Hilary Thimmesh arrived at St. John’s University in 1945 as a student but made the campus his longtime home as a monk, teacher, university president and mentor to generations of students.
“This was all a calling to him, not a job,” said Richard Ice, who is the provost, overseeing academics. “He was truly a Benedictine monk — focused on community, focused on hospitality, and learned.”
Thimmesh died Aug. 11 at the St. John’s Abbey. He was 91.
Born Donald Merlin Thimmesh in 1928, he was the oldest of seven children who grew up on a farm in Osakis, Minn. At St. John’s, he ditched his initial plans to go into journalism and took his parish priest’s suggestion to enter the novitiate at the abbey, taking the name of Hilary.

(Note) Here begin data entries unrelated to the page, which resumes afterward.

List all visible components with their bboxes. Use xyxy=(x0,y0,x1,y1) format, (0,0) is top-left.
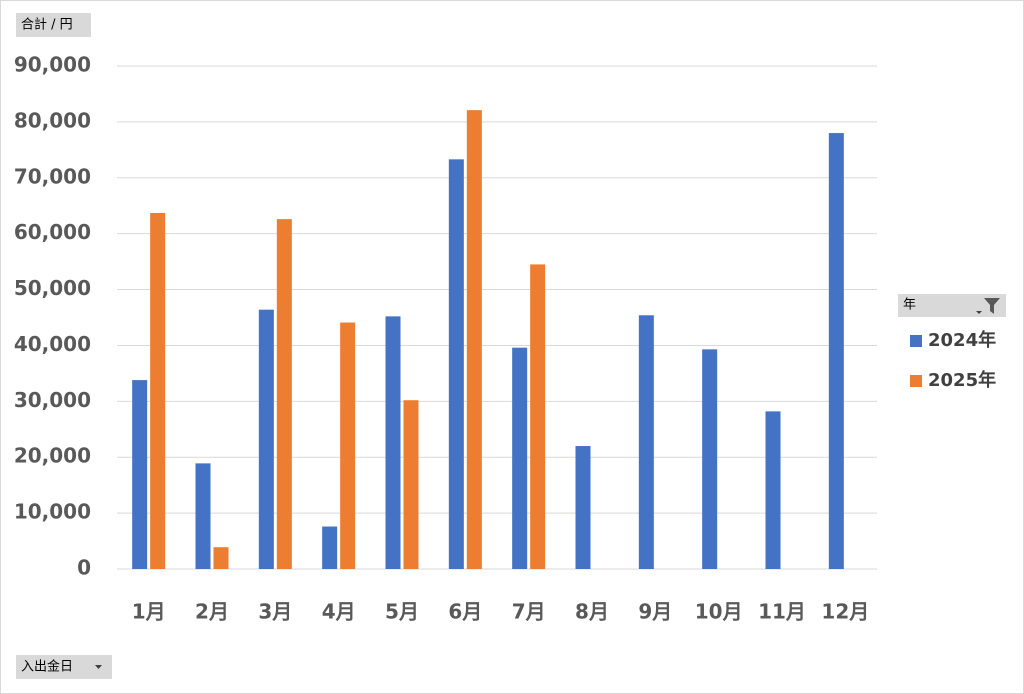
dropdown-arrow xyxy=(976,311,982,314)
bar xyxy=(385,316,401,569)
x-tick-label: 6月 xyxy=(448,600,482,624)
bar xyxy=(702,349,718,569)
bar xyxy=(765,411,781,569)
bar xyxy=(322,526,338,569)
y-tick-label: 0 xyxy=(77,556,91,580)
x-tick-label: 8月 xyxy=(575,600,609,624)
y-tick-label: 50,000 xyxy=(14,276,91,300)
bar xyxy=(276,219,292,569)
bar xyxy=(530,264,546,569)
values-field-button[interactable] xyxy=(16,13,91,37)
legend-swatch xyxy=(910,375,922,387)
x-tick-label: 4月 xyxy=(322,600,356,624)
bar xyxy=(512,347,528,569)
x-tick-label: 3月 xyxy=(258,600,292,624)
bar xyxy=(150,212,166,569)
x-tick-label: 12月 xyxy=(821,600,869,624)
x-tick-label: 11月 xyxy=(758,600,806,624)
x-tick-label: 9月 xyxy=(638,600,672,624)
filter-icon xyxy=(984,298,1000,314)
bar xyxy=(828,133,844,570)
bar xyxy=(638,315,654,569)
y-tick-label: 30,000 xyxy=(14,388,91,412)
bar xyxy=(258,309,274,569)
x-tick-label: 10月 xyxy=(695,600,743,624)
values-field-label: 合計 / 円 xyxy=(21,17,73,33)
bar xyxy=(575,446,591,569)
bar xyxy=(195,463,211,569)
y-tick-label: 70,000 xyxy=(14,164,91,188)
x-tick-label: 5月 xyxy=(385,600,419,624)
legend-swatch xyxy=(910,335,922,347)
bar xyxy=(213,547,229,569)
bar xyxy=(448,159,464,569)
y-tick-label: 40,000 xyxy=(14,332,91,356)
y-tick-label: 10,000 xyxy=(14,500,91,524)
x-tick-label: 7月 xyxy=(512,600,546,624)
y-tick-label: 80,000 xyxy=(14,108,91,132)
bar xyxy=(403,400,419,569)
x-tick-label: 2月 xyxy=(195,600,229,624)
axis-field-label: 入出金日 xyxy=(21,659,73,675)
axis-field-button[interactable] xyxy=(16,655,112,679)
y-tick-label: 20,000 xyxy=(14,444,91,468)
bar xyxy=(340,322,356,569)
bar xyxy=(466,110,482,569)
x-tick-label: 1月 xyxy=(132,600,166,624)
legend-label: 2024年 xyxy=(928,329,996,351)
legend-label: 2025年 xyxy=(928,369,996,391)
y-tick-label: 60,000 xyxy=(14,220,91,244)
bar xyxy=(132,380,148,569)
dropdown-arrow xyxy=(95,665,102,669)
legend-field-label: 年 xyxy=(903,298,916,313)
y-tick-label: 90,000 xyxy=(14,53,91,77)
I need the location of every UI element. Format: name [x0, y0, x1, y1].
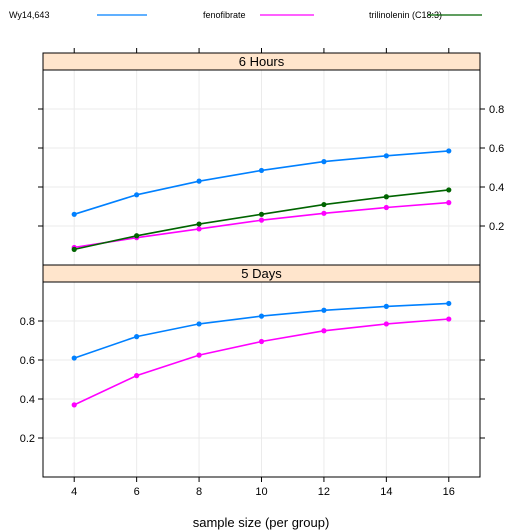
- data-point: [196, 352, 202, 358]
- data-point: [446, 200, 452, 206]
- data-point: [446, 187, 452, 193]
- data-point: [446, 300, 452, 307]
- data-point: [383, 153, 389, 159]
- y-tick-label: 0.6: [20, 355, 35, 367]
- y-tick-label: 0.2: [20, 433, 35, 445]
- x-tick-label: 12: [318, 486, 330, 498]
- data-point: [321, 201, 327, 208]
- y-tick-label: 0.6: [489, 143, 504, 155]
- data-point: [258, 313, 265, 319]
- data-point: [383, 194, 389, 200]
- data-point: [383, 204, 389, 211]
- data-point: [71, 246, 77, 252]
- y-tick-label: 0.4: [489, 182, 504, 194]
- x-tick-label: 8: [196, 486, 202, 498]
- data-point: [196, 226, 202, 232]
- x-axis-title: sample size (per group): [193, 515, 330, 530]
- data-point: [134, 373, 140, 379]
- data-point: [321, 159, 327, 165]
- strip-label: 6 Hours: [239, 54, 285, 69]
- data-point: [258, 217, 265, 223]
- y-tick-label: 0.2: [489, 221, 504, 233]
- data-point: [446, 148, 452, 154]
- x-tick-label: 6: [134, 486, 140, 498]
- strip-label: 5 Days: [241, 266, 282, 281]
- data-point: [71, 402, 77, 408]
- data-point: [196, 221, 202, 227]
- y-tick-label: 0.8: [20, 316, 35, 328]
- data-point: [258, 211, 265, 217]
- legend: Wy14,643 fenofibrate trilinolenin (C18:3): [9, 10, 482, 20]
- x-tick-label: 10: [255, 486, 267, 498]
- panel: 5 Days 0.2 0.4 0.6 0.8: [20, 264, 485, 478]
- legend-label: trilinolenin (C18:3): [369, 10, 442, 20]
- data-point: [71, 211, 77, 217]
- data-point: [321, 328, 327, 334]
- panel: 6 Hours 0.2 0.4 0.6 0.8: [38, 52, 504, 266]
- legend-label: fenofibrate: [203, 10, 246, 20]
- data-point: [446, 316, 452, 322]
- data-point: [383, 303, 389, 309]
- data-point: [321, 210, 327, 216]
- panels: 6 Hours 0.2 0.4 0.6 0.8 5 Days 0.2 0.4 0.6 0.8: [20, 52, 504, 478]
- data-point: [321, 307, 327, 313]
- data-point: [134, 334, 140, 340]
- data-point: [196, 178, 202, 184]
- data-point: [71, 355, 77, 361]
- data-point: [134, 233, 140, 239]
- data-point: [383, 321, 389, 327]
- y-tick-label: 0.8: [489, 104, 504, 116]
- x-tick-label: 4: [71, 486, 77, 498]
- legend-label: Wy14,643: [9, 10, 49, 20]
- data-point: [258, 338, 265, 345]
- y-tick-label: 0.4: [20, 394, 35, 406]
- x-tick-label: 14: [380, 486, 392, 498]
- data-point: [134, 192, 140, 198]
- x-tick-label: 16: [443, 486, 455, 498]
- x-axis: 4 6 8 10 12 14 16: [71, 48, 455, 498]
- data-point: [196, 321, 202, 327]
- data-point: [258, 167, 265, 174]
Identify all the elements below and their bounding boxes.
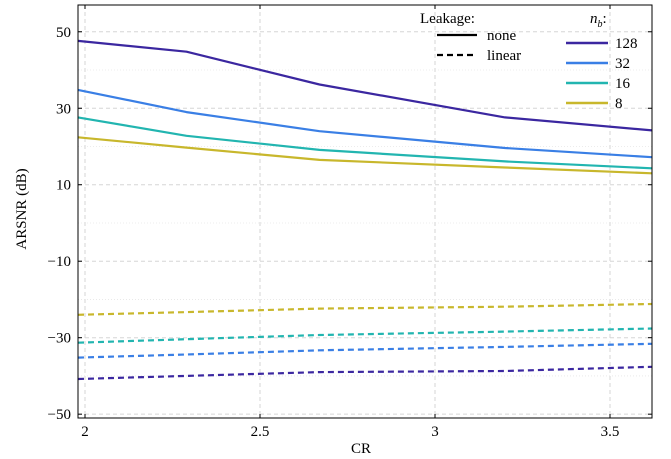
series-line-8-linear xyxy=(77,302,653,316)
grid-layer xyxy=(78,5,652,418)
series-line-128-none xyxy=(77,39,653,132)
series-line-32-linear xyxy=(77,342,653,359)
y-tick-label: −10 xyxy=(48,254,71,270)
x-tick-label: 2.5 xyxy=(251,424,270,440)
legend-leakage-label-none: none xyxy=(487,28,517,44)
x-axis-label: CR xyxy=(351,441,371,457)
plot-frame xyxy=(77,4,653,419)
x-tick-label: 2 xyxy=(81,424,89,440)
y-tick-label: −30 xyxy=(48,331,71,347)
y-tick-label: 30 xyxy=(56,101,71,117)
legend-nb-title-sub: b xyxy=(598,19,603,30)
series-line-16-linear xyxy=(77,327,653,344)
legend: Leakage: nb: none linear 128 32 16 8 xyxy=(420,11,638,112)
x-tick-label: 3.5 xyxy=(601,424,620,440)
series-line-16-none xyxy=(77,116,653,170)
ticks-layer: 2 2.5 3 3.5 −50 −30 −10 10 30 50 xyxy=(48,5,652,440)
series-line-32-none xyxy=(77,88,653,159)
legend-nb-label-8: 8 xyxy=(615,96,623,112)
y-tick-label: −50 xyxy=(48,407,71,423)
legend-leakage-label-linear: linear xyxy=(487,48,521,64)
legend-nb-label-32: 32 xyxy=(615,56,630,72)
series-layer xyxy=(77,39,653,381)
y-tick-label: 10 xyxy=(56,178,71,194)
legend-nb-title-main: n xyxy=(590,11,598,27)
y-tick-label: 50 xyxy=(56,25,71,41)
legend-nb-label-128: 128 xyxy=(615,36,638,52)
y-axis-label: ARSNR (dB) xyxy=(14,168,30,249)
series-line-8-none xyxy=(77,136,653,175)
legend-nb-title-suffix: : xyxy=(603,11,607,27)
x-tick-label: 3 xyxy=(431,424,439,440)
legend-nb-title: nb: xyxy=(590,11,607,30)
legend-leakage-title: Leakage: xyxy=(420,11,475,27)
legend-nb-label-16: 16 xyxy=(615,76,631,92)
series-line-128-linear xyxy=(77,365,653,381)
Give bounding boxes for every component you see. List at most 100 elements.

After getting a master’s degree and a doctorate, he started teaching English courses to students at St. John’s and the College of St. Benedict (the two schools started allowing students to enroll in classes on both campuses in the 1960s). Known as “Father Hilary,” he was a curious, soft-spoken, gentle man and an engaging teacher who would often get teary-eyed as he read Shakespeare and Chaucer aloud to the class, Ice said.
“He was a leader almost from the get-go,” added Abbot John Klassen, who called Thimmesh a mentor.
Thimmesh rose to the position of dean and then the rank of prior in the Abbey by 1980 before taking over as the 10th president of St. John’s two years later.
For nine years, Thimmesh led the university, overseeing renovations and construction of new buildings and helping create a master plan for the campus in Collegeville. Ice said he was a humble, quiet leader who was pivotal in helping bring St. Ben’s and St. John’s together with the same curriculum requirements for the first time.
“That was foundational to what we’ve become today,” Ice said. “He was an unassuming and unpretentious person but one with purpose.”
Even Thimmesh’s brother was surprised by his simple office as president.
“He never talked like he was superior to anybody,” said Ronald Thimmesh of Monticello, adding that Hilary was proud to be from a farm and lived with “simple elegance.”
Thimmesh resumed teaching after the presidency. He also edited a sesquicentennial volume of the school and wrote a book about Marcel Breuer, who designed the campus’ iconic church, “Marcel Breuer and a Committee of Twelve Plan a Church: A Monastic Memoir.”
Besides reading and architecture, Thimmesh loved the outdoors, gardening, classical music and playing racquetball. For much of his career, he lived in residential halls as a faculty resident where he would welcome and mentor freshmen, requiring 20-minute interviews of each student.
“I think it points to the real granular, pastoral dimension of his character,” Klassen said.
It was a role Thimmesh relished for 65 years, an unusually long tenure as a faculty resident.
“It showed he believed the campus should be student-centered before that term became in vogue,” Ice said. “He thought it was important to mentor students and to support their development at St. John’s intellectually and socially.”
Thimmesh continued to live in St. Thomas Hall, a freshman dorm, until he retired in May.
“Every year, he’d always say ‘This it the best class I’ve had,’ ” said Tom Joyce, a friend who first met Thimmesh as a student before graduating in 1960 from St. John’s and who was on the board of regents that hired Thimmesh as president. “He had a really gentle but sharp sense of humor.”
In addition to his brother, survivors include his sisters, Carolyn Thimmesh of Osakis and Margaret McWilliams of Grand Junction, Colo. Services have been held.